Table 2.3 shows drinking patterns for the week leading up to the interview:
For both men and women, in every age group, people are drinking less than they did in 2005 (except for the oldies, who have stuck to their drinking patterns).
It's not until Table 2.4 that the temperance nuts can find anything remotely resembling bad news:
The percentage of men 65 and over drinking more than 4 units in a day has risen from 21 to 22, while the percentage drinking more than 8 units has risen from 6 to 7. Scary stuff!
And Table 2.4 is still overwhelmingly good news from the perspective of those who want us to drink less. The percentage of 'hard drinking' grannies stayed the same at a whopping 2 percent. In
every other category, people were drinking less, with the biggest drops in the 16-24 age bracket. Only a third of young men exceeded 4 units (2 pints of Tetley's), and only a quarter exceeded 8 units (3 pints of Kronenbourg), down from about a half and a third, respectively, in 2005.
On almost every metric, Britain is less boozy than it was in 2005. And yet here's the spin we get from the
BBC:
Adults aged over 45 are three times as likely to drink alcohol every day as those aged under 45, results of a lifestyle survey suggest.
That older people drink more often than younger people
is not news. Look back at those charts. In 2005, only 10% of men aged 16-24 drank 5 days or more in the week before interview, compared with 18%, 28%, and 26% for those aged 25-44, 45-64, and 65+. Women's drinking shows a similar progression (5%, 11%, 17%, 14%).

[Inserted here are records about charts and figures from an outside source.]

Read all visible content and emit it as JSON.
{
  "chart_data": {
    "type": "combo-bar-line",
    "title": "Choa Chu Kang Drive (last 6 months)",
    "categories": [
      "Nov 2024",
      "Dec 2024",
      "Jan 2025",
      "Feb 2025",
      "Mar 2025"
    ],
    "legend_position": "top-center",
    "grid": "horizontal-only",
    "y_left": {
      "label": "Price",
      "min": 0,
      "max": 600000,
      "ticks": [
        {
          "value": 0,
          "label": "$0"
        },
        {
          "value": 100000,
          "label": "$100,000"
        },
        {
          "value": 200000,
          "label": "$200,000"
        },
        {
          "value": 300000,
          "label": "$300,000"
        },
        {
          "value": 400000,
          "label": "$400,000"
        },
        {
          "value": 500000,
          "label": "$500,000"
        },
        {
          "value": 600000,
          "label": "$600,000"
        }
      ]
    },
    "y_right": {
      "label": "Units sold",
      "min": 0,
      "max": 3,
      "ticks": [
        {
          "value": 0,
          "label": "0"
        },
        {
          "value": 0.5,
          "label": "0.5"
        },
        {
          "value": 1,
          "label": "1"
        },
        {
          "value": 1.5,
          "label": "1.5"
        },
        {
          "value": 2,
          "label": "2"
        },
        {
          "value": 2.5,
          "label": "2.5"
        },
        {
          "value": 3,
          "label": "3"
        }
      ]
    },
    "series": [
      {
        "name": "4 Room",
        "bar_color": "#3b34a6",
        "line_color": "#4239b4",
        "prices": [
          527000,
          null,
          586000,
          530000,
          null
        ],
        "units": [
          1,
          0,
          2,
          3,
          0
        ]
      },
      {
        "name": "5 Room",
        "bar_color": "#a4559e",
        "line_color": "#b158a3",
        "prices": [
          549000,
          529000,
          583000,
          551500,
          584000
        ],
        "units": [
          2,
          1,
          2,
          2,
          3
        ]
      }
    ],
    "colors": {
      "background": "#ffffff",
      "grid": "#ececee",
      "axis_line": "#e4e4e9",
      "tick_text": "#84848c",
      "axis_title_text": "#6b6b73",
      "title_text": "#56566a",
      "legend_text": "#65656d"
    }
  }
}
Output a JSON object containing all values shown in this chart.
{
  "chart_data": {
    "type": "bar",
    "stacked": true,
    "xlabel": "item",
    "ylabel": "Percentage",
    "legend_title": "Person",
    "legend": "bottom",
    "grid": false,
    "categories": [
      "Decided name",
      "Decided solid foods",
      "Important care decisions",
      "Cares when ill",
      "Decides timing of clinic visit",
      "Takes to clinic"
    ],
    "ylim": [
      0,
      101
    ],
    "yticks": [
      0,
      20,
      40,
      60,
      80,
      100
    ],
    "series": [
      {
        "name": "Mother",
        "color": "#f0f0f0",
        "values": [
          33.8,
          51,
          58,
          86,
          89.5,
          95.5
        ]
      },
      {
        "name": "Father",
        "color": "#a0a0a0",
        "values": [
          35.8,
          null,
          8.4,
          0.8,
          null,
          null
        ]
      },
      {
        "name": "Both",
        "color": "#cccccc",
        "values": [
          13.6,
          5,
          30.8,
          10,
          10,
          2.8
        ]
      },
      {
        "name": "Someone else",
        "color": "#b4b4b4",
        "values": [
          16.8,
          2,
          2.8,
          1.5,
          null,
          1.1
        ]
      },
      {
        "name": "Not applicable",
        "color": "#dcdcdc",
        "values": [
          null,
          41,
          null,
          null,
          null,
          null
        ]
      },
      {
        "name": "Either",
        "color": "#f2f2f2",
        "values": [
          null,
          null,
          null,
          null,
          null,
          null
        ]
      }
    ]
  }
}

Although younger adults were less likely to drink every day, the survey suggests that they were more likely to binge drink than older adults.
...
The survey also found that men tended to drink more often than women
Shocking!
Never mind 2005, what about the difference between 2009 and 2010? Overall, alcohol consumption fell by 3%. It fell 11% for those aged 16-24; 1% for 25-44; 4% for 45-64; and 1% for 65 and over. So even compared to last year, we're drinking less. If the BBC were honest and unbiased, their headline would have read "Alcohol consumption continues to fall". But as Chris Snowdon says, that wouldn't help the campaign for minimum pricing (which seems to have
finally succeeded).
It's bad enough that we suffer propaganda from a bunch of compulsorily-funded zealots at the BBC. But it seems that the compulsorily-funded statisticians at the ONS also believe that drinking is a problem, and that this is the government's business:
How the data are used and their importance
The Department of Health estimates that the harmful use of alcohol costs the National Health Service around £2.7bn a year1 and 7 per cent of all hospital admissions are alcohol related. Drinking can lead to over 40 medical conditions, including cancer, stroke, hypertension, liver disease and heart disease. Reducing the harm caused by alcohol is therefore a priority for the Government and the devolved administrations. The GHS/GLF is an important source for monitoring trends in alcohol consumption.
£2.7bn sounds like a lot. That's £2,700 million. So how does it compare with what the government collects in taxes on alcohol? Let's have a look at another report available from the ONS: the
Alcohol Duties Statistical Bulletin - December 2011:
Chart 1B shows 2011/12 year-to-date (April to February) Total Alcohol Receipts are £8,678m, which is £68m (0.8%) less than the same period in 2010/11.
Now, I'm sure that "harmful use of alcohol" has costs to individuals and organisations other than the NHS, but only
public costs should concern the government. Do the non-NHS public costs really add up to £5.978 billion?
I don't know what's more disturbing - that the government churns out this propaganda, or that people believe it. Either way, it's enough to drive any sane person to drink.